OWNING YOUR STEREOTYPE

I remember my mother always emphasizing how important it was for me to perform well at school. I would complain about the pressure she put on me to look nice and always get good grades when all my other peers seemed to just be enjoying their childhood and unaware of any burden to be consistently successful. She would say, “Remember, you’re the little black girl in the class. They are always looking at you.”

Talk right. Dress well. Say something intelligent. Repeat. This was the recipe I was given to ensure that stereotypes would never apply to me. While I can’t deny the truth in my mother’s words, I have begun to realize that actively avoiding the negative stereotypes of one’s race doesn’t necessarily lead to others having better perceptions of a race.

This reality became most obvious to me once I came to Princeton. I grew up thinking that the people who possessed any qualities of the negative black stereotypes were doomed to a life of underestimation and scorn. When I came here I saw so many multi-dimensional black people, some who in fact had the loud black girl stereotype or wore the hip-hop attire of a rapper. I was surprised and equally disappointed to realize, for the first time, that I myself had fallen into the trap of stereotyping. By consciously rejecting the stereotype, I was actually doing more to perpetuate it in my mind.

After reading a blog article about Kanye West’s ambition for his video “Bound 2”, I got to thinking about the implications of owning a stereotype. West commented that the tendency of black rappers to wear expensive clothes and jewelry was an attempt to appear on par with their white peers. This insecurity highlights the attempt black people everywhere are making to legitimize themselves in world that is determined to confine us to our negative stereotype. Despite the attempt to look nice, rappers’ attire proves counterproductive as people still invalidate their success even further by mocking their gold chains and expensive attire. While you may think rappers and college students have nothing in common, the same issue of legitimizing our success is a problem that all black people face. We feel the pressure to always prove to people that we are not our stereotypes. It can often cause a lot of anxiety in our personal lives. While so many people of different demographics are so quick to run away from their stereotype, what if instead we decided to own it? Think about how powerful it is to own a stereotype, to look someone in the face and have all the qualities of a stereotype and still be capable of accomplishing things that contradict the box that society places you in.
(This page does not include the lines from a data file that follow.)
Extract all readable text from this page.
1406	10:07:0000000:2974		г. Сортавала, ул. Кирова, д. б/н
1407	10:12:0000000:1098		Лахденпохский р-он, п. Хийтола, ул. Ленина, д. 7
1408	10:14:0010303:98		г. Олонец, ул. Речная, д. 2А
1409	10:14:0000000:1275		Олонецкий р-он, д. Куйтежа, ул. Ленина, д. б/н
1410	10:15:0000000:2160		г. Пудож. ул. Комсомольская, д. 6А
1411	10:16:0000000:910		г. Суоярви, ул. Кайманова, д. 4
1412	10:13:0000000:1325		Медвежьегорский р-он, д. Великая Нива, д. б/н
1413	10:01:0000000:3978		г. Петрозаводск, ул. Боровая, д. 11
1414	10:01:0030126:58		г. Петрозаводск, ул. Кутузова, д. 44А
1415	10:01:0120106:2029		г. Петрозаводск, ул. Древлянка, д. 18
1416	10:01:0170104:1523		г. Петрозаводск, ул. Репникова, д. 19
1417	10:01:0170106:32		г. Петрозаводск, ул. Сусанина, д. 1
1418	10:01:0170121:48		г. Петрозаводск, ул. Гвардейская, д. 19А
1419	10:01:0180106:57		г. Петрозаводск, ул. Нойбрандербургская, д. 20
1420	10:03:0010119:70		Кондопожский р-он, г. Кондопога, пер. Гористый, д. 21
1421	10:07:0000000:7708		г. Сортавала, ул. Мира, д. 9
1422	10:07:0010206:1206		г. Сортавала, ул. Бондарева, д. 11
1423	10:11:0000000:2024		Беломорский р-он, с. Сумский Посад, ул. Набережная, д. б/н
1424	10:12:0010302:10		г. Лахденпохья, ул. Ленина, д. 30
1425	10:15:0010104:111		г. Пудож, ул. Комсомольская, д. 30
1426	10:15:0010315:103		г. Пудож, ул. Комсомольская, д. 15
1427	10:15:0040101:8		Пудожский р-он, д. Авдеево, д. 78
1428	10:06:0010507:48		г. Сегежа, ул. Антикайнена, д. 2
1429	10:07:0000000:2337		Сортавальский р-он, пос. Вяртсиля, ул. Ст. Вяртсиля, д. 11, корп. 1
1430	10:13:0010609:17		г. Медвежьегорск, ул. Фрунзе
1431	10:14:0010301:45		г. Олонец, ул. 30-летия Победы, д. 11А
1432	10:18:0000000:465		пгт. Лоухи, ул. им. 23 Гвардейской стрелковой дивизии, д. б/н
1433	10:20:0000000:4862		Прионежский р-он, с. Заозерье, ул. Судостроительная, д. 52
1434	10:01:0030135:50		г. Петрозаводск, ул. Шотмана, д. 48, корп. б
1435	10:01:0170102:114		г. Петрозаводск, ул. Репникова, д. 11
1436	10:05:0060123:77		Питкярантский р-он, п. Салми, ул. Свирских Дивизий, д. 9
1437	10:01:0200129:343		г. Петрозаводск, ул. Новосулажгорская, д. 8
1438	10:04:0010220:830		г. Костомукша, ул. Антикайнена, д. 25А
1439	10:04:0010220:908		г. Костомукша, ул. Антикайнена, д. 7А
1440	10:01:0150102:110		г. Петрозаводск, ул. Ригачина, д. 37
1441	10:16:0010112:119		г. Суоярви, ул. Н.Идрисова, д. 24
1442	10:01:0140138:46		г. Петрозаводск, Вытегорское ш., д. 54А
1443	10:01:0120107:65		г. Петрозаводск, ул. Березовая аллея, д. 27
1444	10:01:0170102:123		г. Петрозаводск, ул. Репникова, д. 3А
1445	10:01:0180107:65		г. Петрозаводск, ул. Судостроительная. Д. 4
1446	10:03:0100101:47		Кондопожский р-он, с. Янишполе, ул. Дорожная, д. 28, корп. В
The biggest problem with stereotypes is not the stereotype itself, but the fact that people are incapable of seeing past it. If you are a black sassy woman, you have nothing significant to say. If you are Asian and good at math, you are incapable of dancing well. If you are a curvaceous Hispanic woman who likes to wear nice clothes, you care about nothing except getting men and being a homemaker. If you are a black man and wear baggy pants and hoodies, all you care about is getting chicks and buying gold chains. Society has taught us that it is near impossible to have binary qualities. We are either our stereotype or their version of “right”.

Consciously rejecting a stereotype generally leads to conformity to the idealistic American suburban lifestyle, stating that there is only one normal way to act and live. By saying that there is only one option to correctly speak, act and dress is allowing everyone in society to dismiss the voice of people who do not follow that normative lifestyle. Reading Morgan Jerkins’s article made me think of how quickly her friend was willing to dismiss her comments simply because she had showed some “sass.” Morgan could have been in the middle of saying something very important, but her friend was so preoccupied by her “sass” that everything that came out her mouth was dismissed as simply a rant from a sassy black woman. The sad part about my whole revelation at Princeton was that I was genuinely surprised that so many smart black kids fit the “negative” black stereotype I had tried to reject my whole life by wearing “preppy” clothes; I’d tried to keep my voice low in conversations and always made sure to speak with a vocabulary that suggested that I’d opened a book recently. I have realized that this was not because there were no black people who could have hip-hop clothes or an urban accent and still be intelligent, but because the media and society at large is quick to dismiss the ideas of those who don’t have your average suburban American middle class characteristics. People who have these stereotypical qualities tend to be depicted as flat, secondary characters or comic reliefs characters in the media. They are hardly portrayed as dynamic individuals with real thoughts or skills.

Regardless of what I do, people with preconceived notions about other races will always find a way to place me in a box. If I raise my voice ever so slightly, suddenly I’m aggressive and sassy. Think of the picture of Barack and Michelle Obama at Nelson Mandela’s memorial. Despite being, almost definitely, the most academically accomplished First Lady of the most influential country in the world, the series of pictures incited comments of her being the stereotypical angry black woman. The point is no matter what you do, it is impossible to run from a stereotype that people insist applies to you.

It is for that reason that I think by owning a stereotype you actually have more impact on changing the stereotypical thoughts of society. I am not saying that people should force themselves to fit a stereotype, I am simply saying that if you have qualities of a stereotype you should own it. You should own it and force people to confront the limitations of their thought processes. Force them to see that your stereotype does not define you and that you are capable of having qualities of your stereotype and being so much more.